Am Ende dieses Weges muss man feststellen, dass Handiwirman Saputra eine Bildsprache von seltener Einzigartigkeit entwickelt hat, einen künstlerischen Idiom, der materielle Armut in wahrnehmbaren Reichtum verwandelt. In einem Kunstmarkt, der oft von Spektakularisierung besessen ist, verteidigt er eine Ästhetik der Zurückhaltung, die nichts mit Askese zu tun hat. Seine Werke sind großzügig, sinnlich, durchdrungen von unauffälligem Humor, der deren Fremdartigkeit entdramatisiert.

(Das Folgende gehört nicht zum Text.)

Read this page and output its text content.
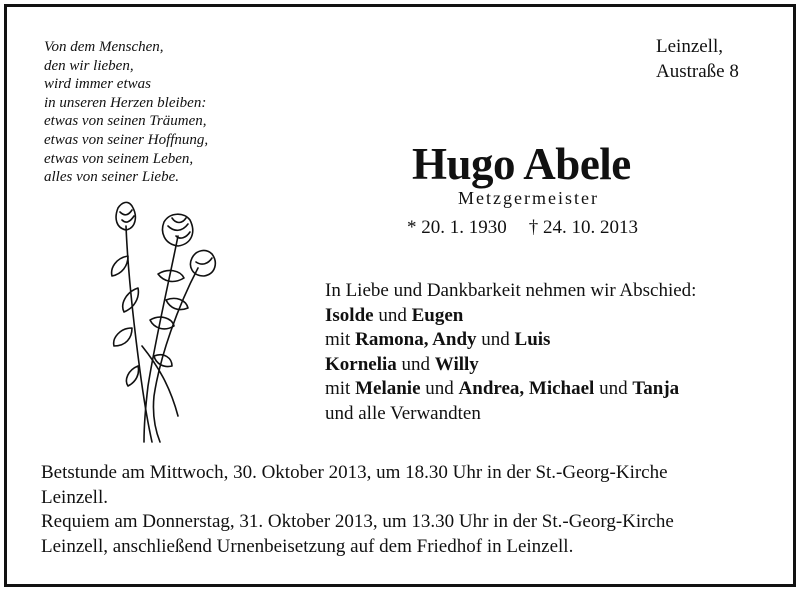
Von dem Menschen,
den wir lieben,
wird immer etwas
in unseren Herzen bleiben:
etwas von seinen Träumen,
etwas von seiner Hoffnung,
etwas von seinem Leben,
alles von seiner Liebe.
Leinzell,
Austraße 8
Hugo Abele
Metzgermeister
* 20. 1. 1930 † 24. 10. 2013
In Liebe und Dankbarkeit nehmen wir Abschied:
Isolde und Eugen
mit Ramona, Andy und Luis
Kornelia und Willy
mit Melanie und Andrea, Michael und Tanja
und alle Verwandten
Betstunde am Mittwoch, 30. Oktober 2013, um 18.30 Uhr in der St.-Georg-Kirche
Leinzell.
Requiem am Donnerstag, 31. Oktober 2013, um 13.30 Uhr in der St.-Georg-Kirche
Leinzell, anschließend Urnenbeisetzung auf dem Friedhof in Leinzell.
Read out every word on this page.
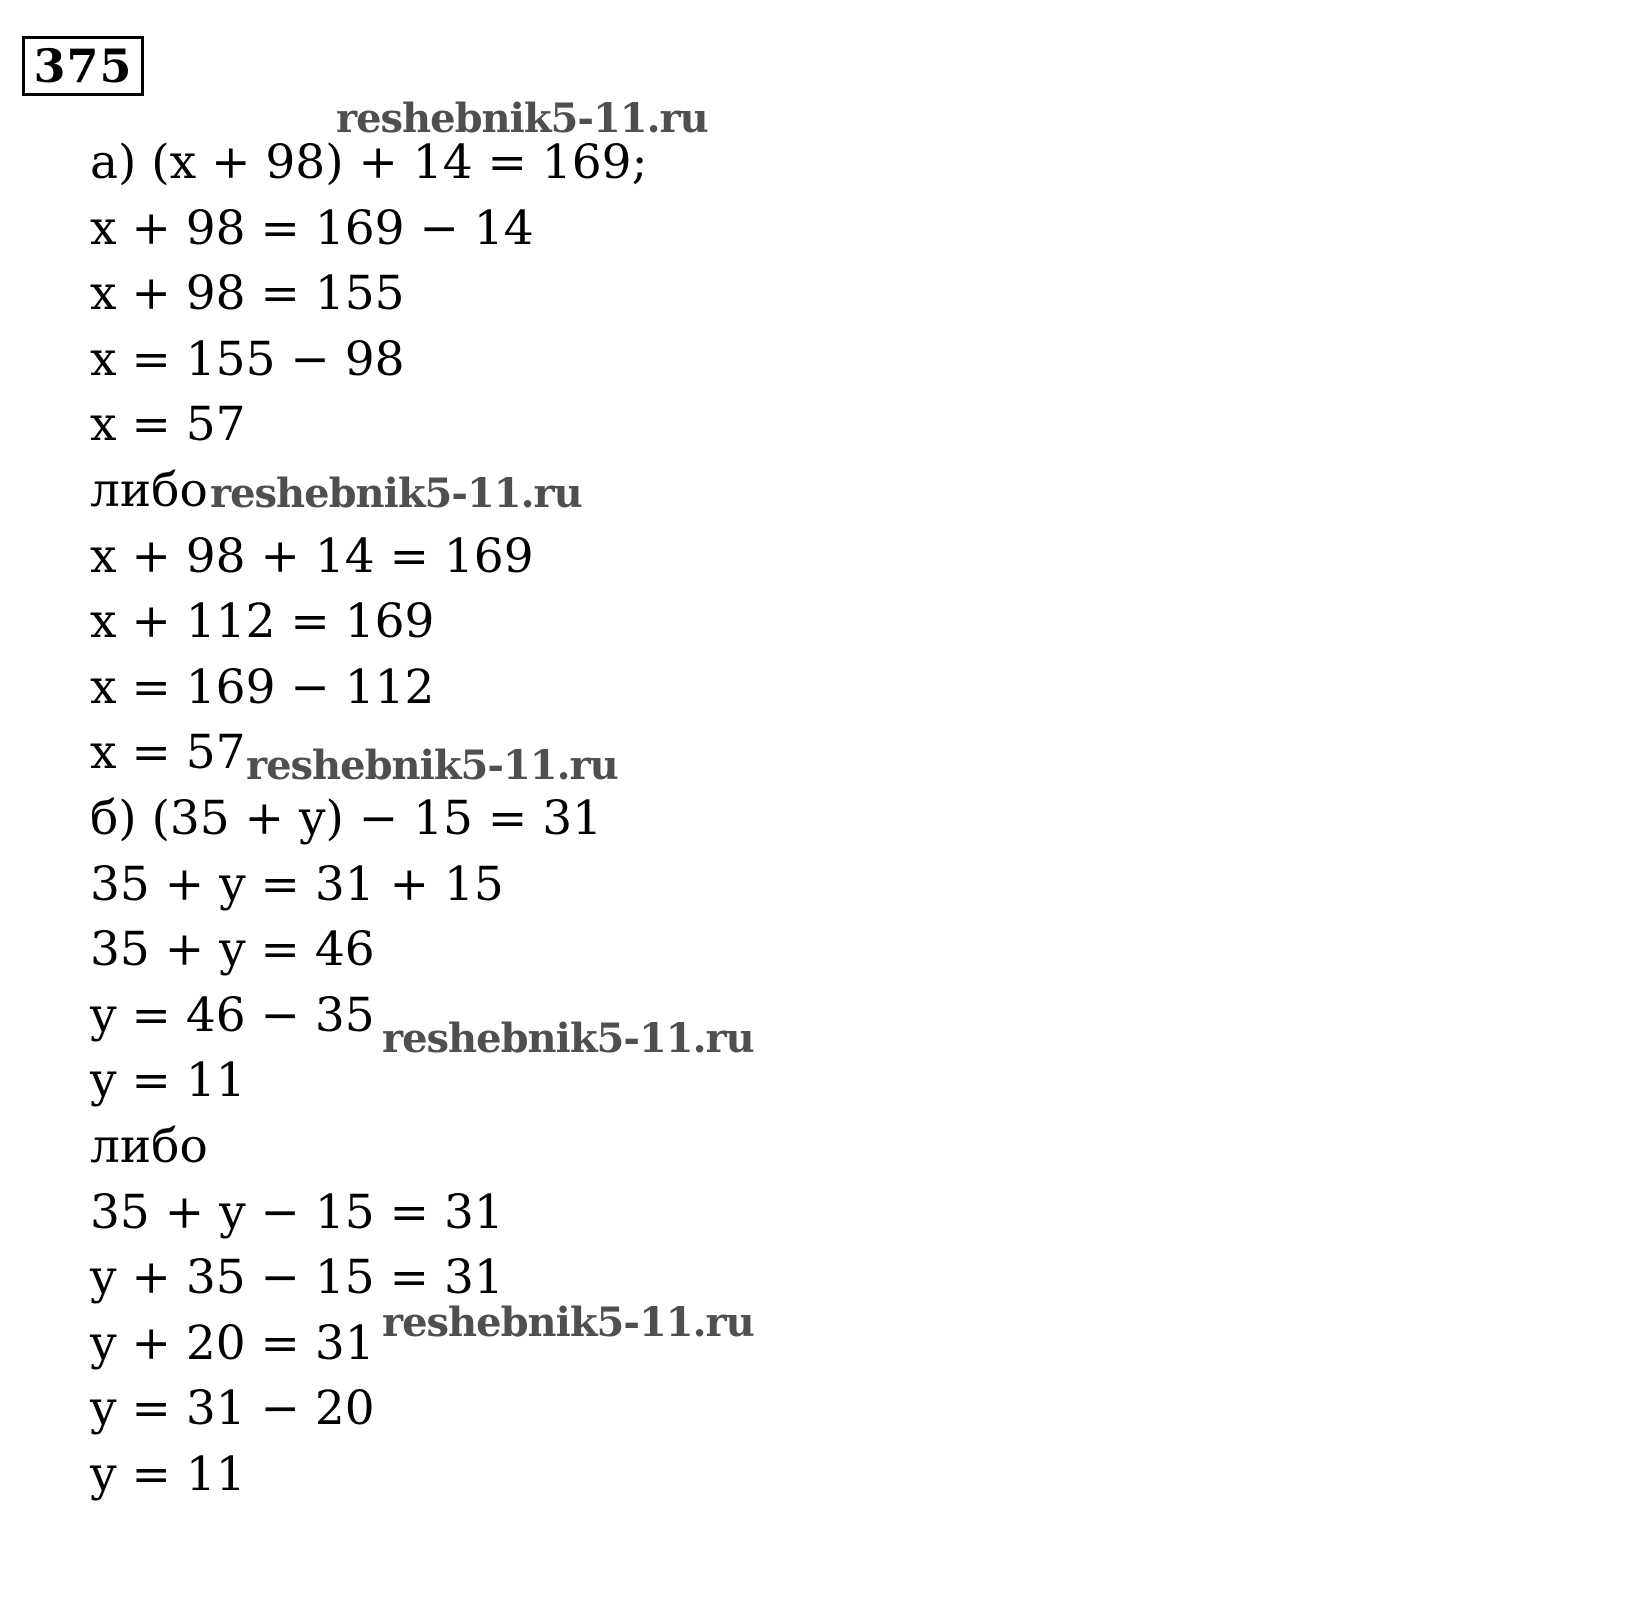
375
а) (x + 98) + 14 = 169;
x + 98 = 169 − 14
x + 98 = 155
x = 155 − 98
x = 57
либо
x + 98 + 14 = 169
x + 112 = 169
x = 169 − 112
x = 57
б) (35 + y) − 15 = 31
35 + y = 31 + 15
35 + y = 46
y = 46 − 35
y = 11
либо
35 + y − 15 = 31
y + 35 − 15 = 31
y + 20 = 31
y = 31 − 20
y = 11
reshebnik5-11.ru
reshebnik5-11.ru
reshebnik5-11.ru
reshebnik5-11.ru
reshebnik5-11.ru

Sie zeugen von einer seltenen bildnerischen Intelligenz, von einer Fähigkeit, durch Form zu denken, die ihren Schöpfer zu einer der markantesten Stimmen der internationalen zeitgenössischen Kunst macht. Angesichts der dekorativen und konzeptuellen Inflation, die so viele aktuelle Produktionen kennzeichnet, erinnert Saputra daran, dass Kunst vielleicht dort beginnt, wo unser Anspruch, die Bedeutung zu beherrschen, endet, dort, wo sich dieser fruchtbare Raum der Ungewissheit öffnet, in dem Schönheit entstehen kann.
- Jacques Lacan, Das Seminar. Band XI: Die vier Grundbegriffe der Psychoanalyse, Paris, Éditions du Seuil, 1973.
- Viktor Chklovski, “Die Kunst als Verfahren” (1917), in Theorie der Literatur, Paris, Éditions du Seuil, 1965.